Ketiga, transportasi dan pergudangan. PPKM Darurat sudah berjalan dua pekan lebih. Dinas Perhubungan DKI Jakarta mengklaim terjadi penurunan jumlah penumpang yang memanfaatkan transportasi publik sebanyak 53 persen.

Untuk transportasi dalam kota dengan moda Bus, MRT, LRT, juga Transjakarta dan KRL turun sebesar 53,95 persen jumlah penumpangnya . Penurunan penumpang juga terjadi untuk transportasi antar kota antar provinsi (AKAP) di sejumlah terminal. Seperti Terminal Pulogebang, Jakarta Timur. Jumlah penumpang AKAP turun signifikan jadi 65,05 persen. 

Keempat, sektor konstruksi. Banyak pembangunan infrastruktur yang meleset dari jadwal. Refocusing anggaran untuk mengantisipasi pandemi telah menggeser prioritas pembiayaan dari beberapa proyek yang direncanakan. Meskipun kegiatan konstruksi untuk infrastruktur publik di Jakarta tetap berjalan 100% selama PPKM Level 4 ini. Namun di banyak provinsi lainnya sektor konstruksi sangat tersendat. Apalagi proyek-proyek yaang dibangun oleh swasta. 
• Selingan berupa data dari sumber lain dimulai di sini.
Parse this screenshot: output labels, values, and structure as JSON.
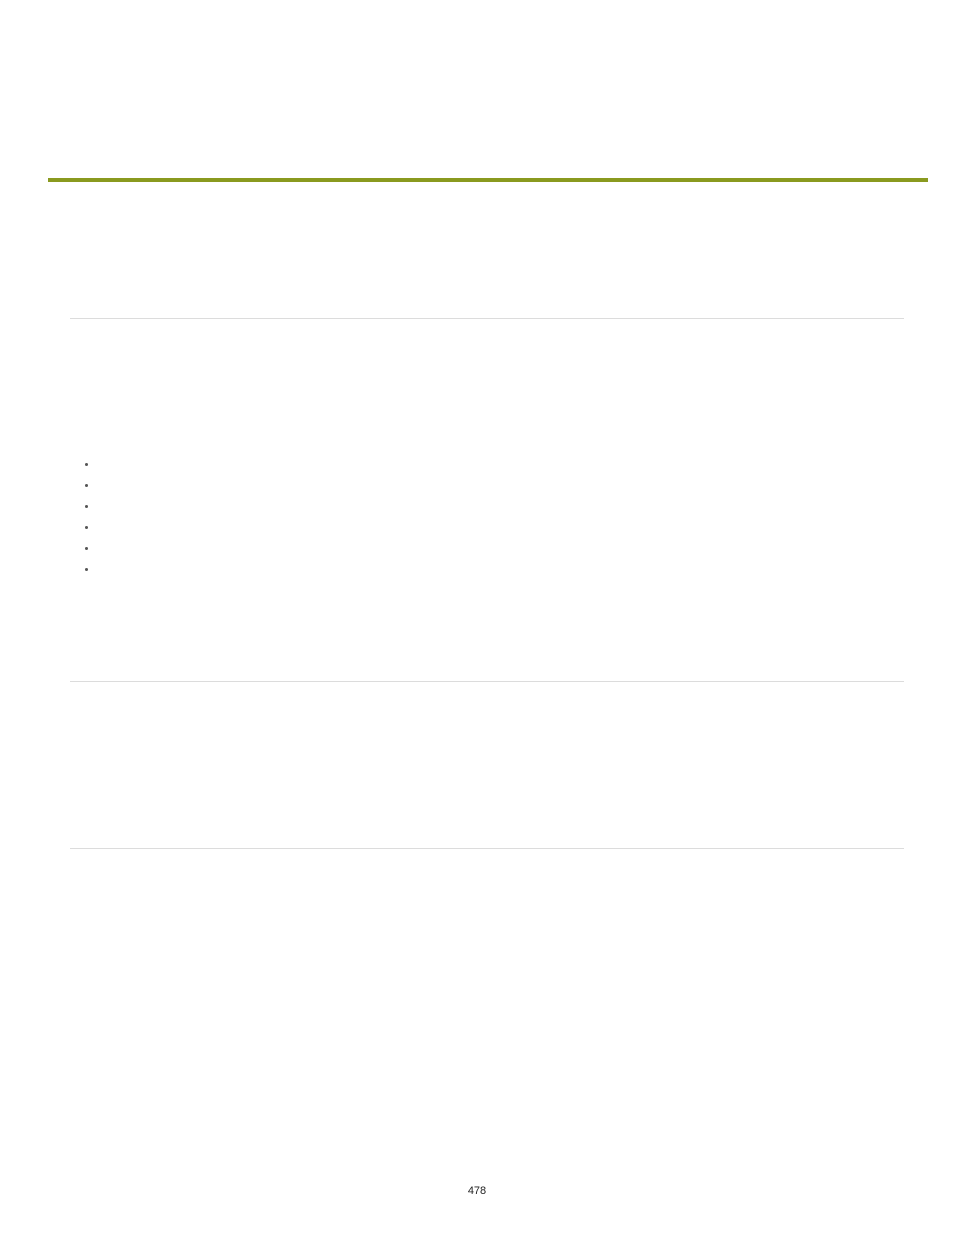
{
  "page_number": "478",
  "rules": {
    "accent": "#8a9a1f"
  },
  "bullets": [
    "",
    "",
    "",
    "",
    "",
    ""
  ]
}
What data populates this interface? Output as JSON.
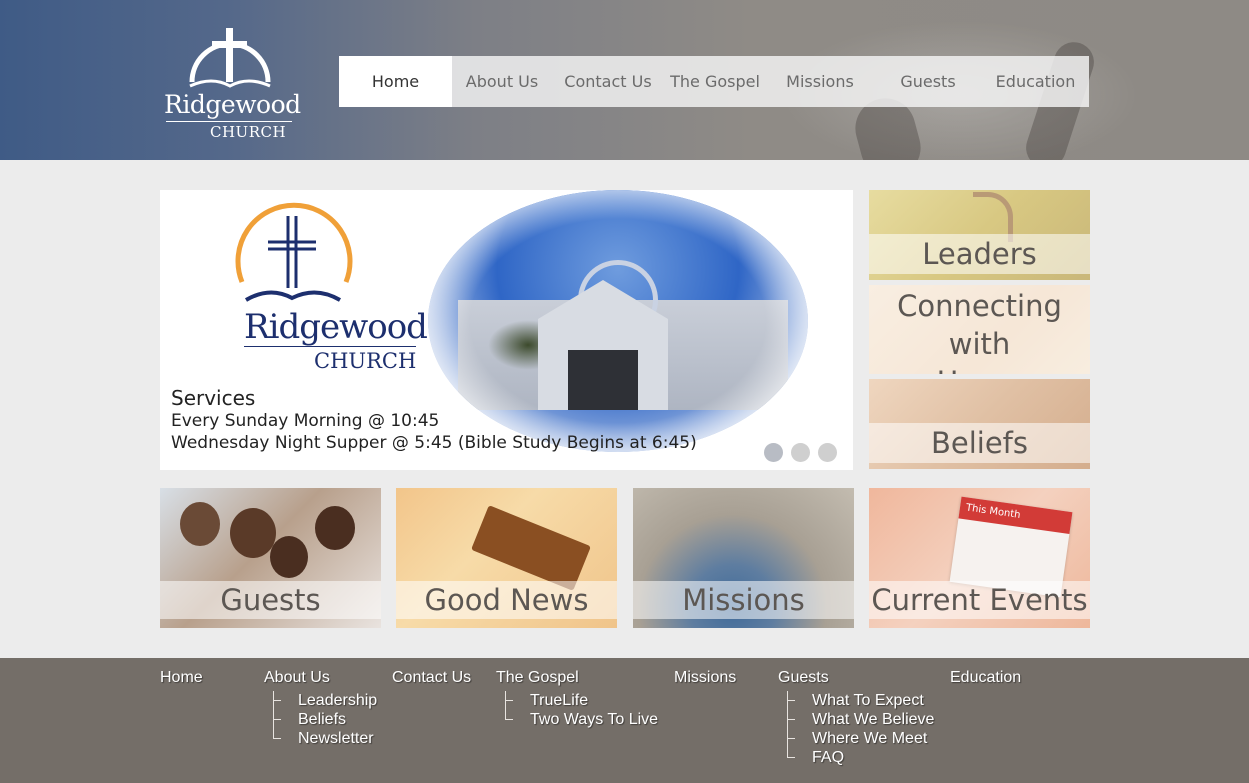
{
  "header": {
    "logo": {
      "name": "Ridgewood",
      "church": "CHURCH"
    },
    "nav": [
      {
        "label": "Home",
        "active": true
      },
      {
        "label": "About Us",
        "active": false
      },
      {
        "label": "Contact Us",
        "active": false
      },
      {
        "label": "The Gospel",
        "active": false
      },
      {
        "label": "Missions",
        "active": false
      },
      {
        "label": "Guests",
        "active": false
      },
      {
        "label": "Education",
        "active": false
      }
    ]
  },
  "slider": {
    "logo": {
      "name": "Ridgewood",
      "church": "CHURCH"
    },
    "title": "Services",
    "lines": [
      "Every Sunday Morning @ 10:45",
      "Wednesday Night Supper @ 5:45 (Bible Study Begins at 6:45)"
    ],
    "dots": 3,
    "active_dot": 0,
    "photo_sign": "Ridgewood CHURCH"
  },
  "tiles": {
    "leaders": "Leaders",
    "connecting": [
      "Connecting with",
      "Home"
    ],
    "beliefs": "Beliefs",
    "guests": "Guests",
    "good_news": "Good News",
    "missions": "Missions",
    "current_events": "Current Events",
    "calendar_header": "This Month"
  },
  "footer": {
    "columns": [
      {
        "label": "Home",
        "children": []
      },
      {
        "label": "About Us",
        "children": [
          "Leadership",
          "Beliefs",
          "Newsletter"
        ]
      },
      {
        "label": "Contact Us",
        "children": []
      },
      {
        "label": "The Gospel",
        "children": [
          "TrueLife",
          "Two Ways To Live"
        ]
      },
      {
        "label": "Missions",
        "children": []
      },
      {
        "label": "Guests",
        "children": [
          "What To Expect",
          "What We Believe",
          "Where We Meet",
          "FAQ"
        ]
      },
      {
        "label": "Education",
        "children": []
      }
    ]
  },
  "colors": {
    "header_blue": "#3f5b86",
    "header_gray": "#8e8a85",
    "footer": "#746e68",
    "logo_navy": "#1d2f6e",
    "logo_orange": "#f0a038"
  }
}
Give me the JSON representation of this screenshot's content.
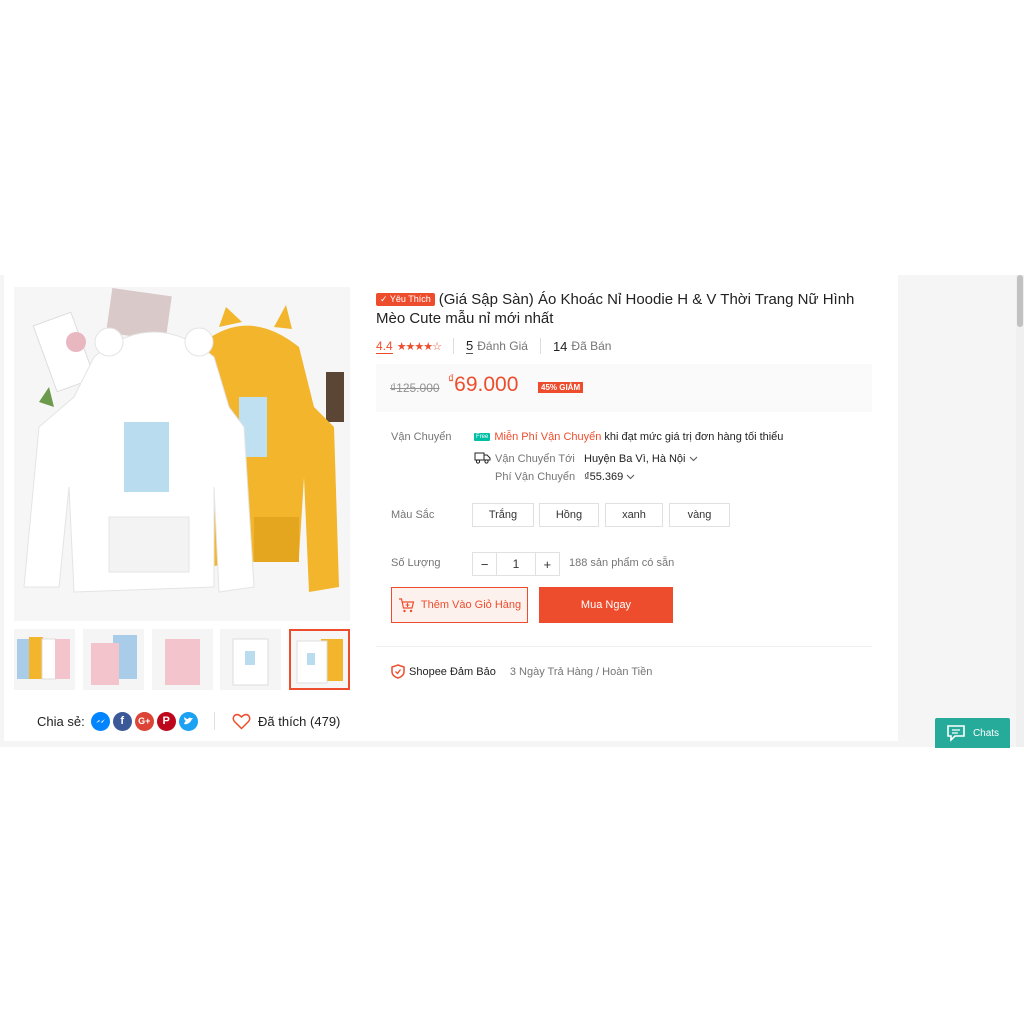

Kalangan pengusaha konstruksi berharap dari naiknya budget APBN infrastruktur tahun ini bisa menjadi motor penggerak konstruksi, Melihat sektor swasta masih wait and see untuk melakukan ekspansi. Stimulus juga diharapkan untuk kontraktor-kontraktor kecil, melihat arah pembangunan mayoritas masih dari proyek Pemerintah.

APBN Infrastruktur pada tahun ini mencapai Rp 414 triliun, lebih tinggi dari tahun lalu Rp 281 triliun. Belum lagi dengan adanya Lembaga Pengelola Investasi (LPI) atau Sovereing Wealth Fund (SWF) bisa menjadi alternatif pembiayaan pembangunan proyek infrastruktur.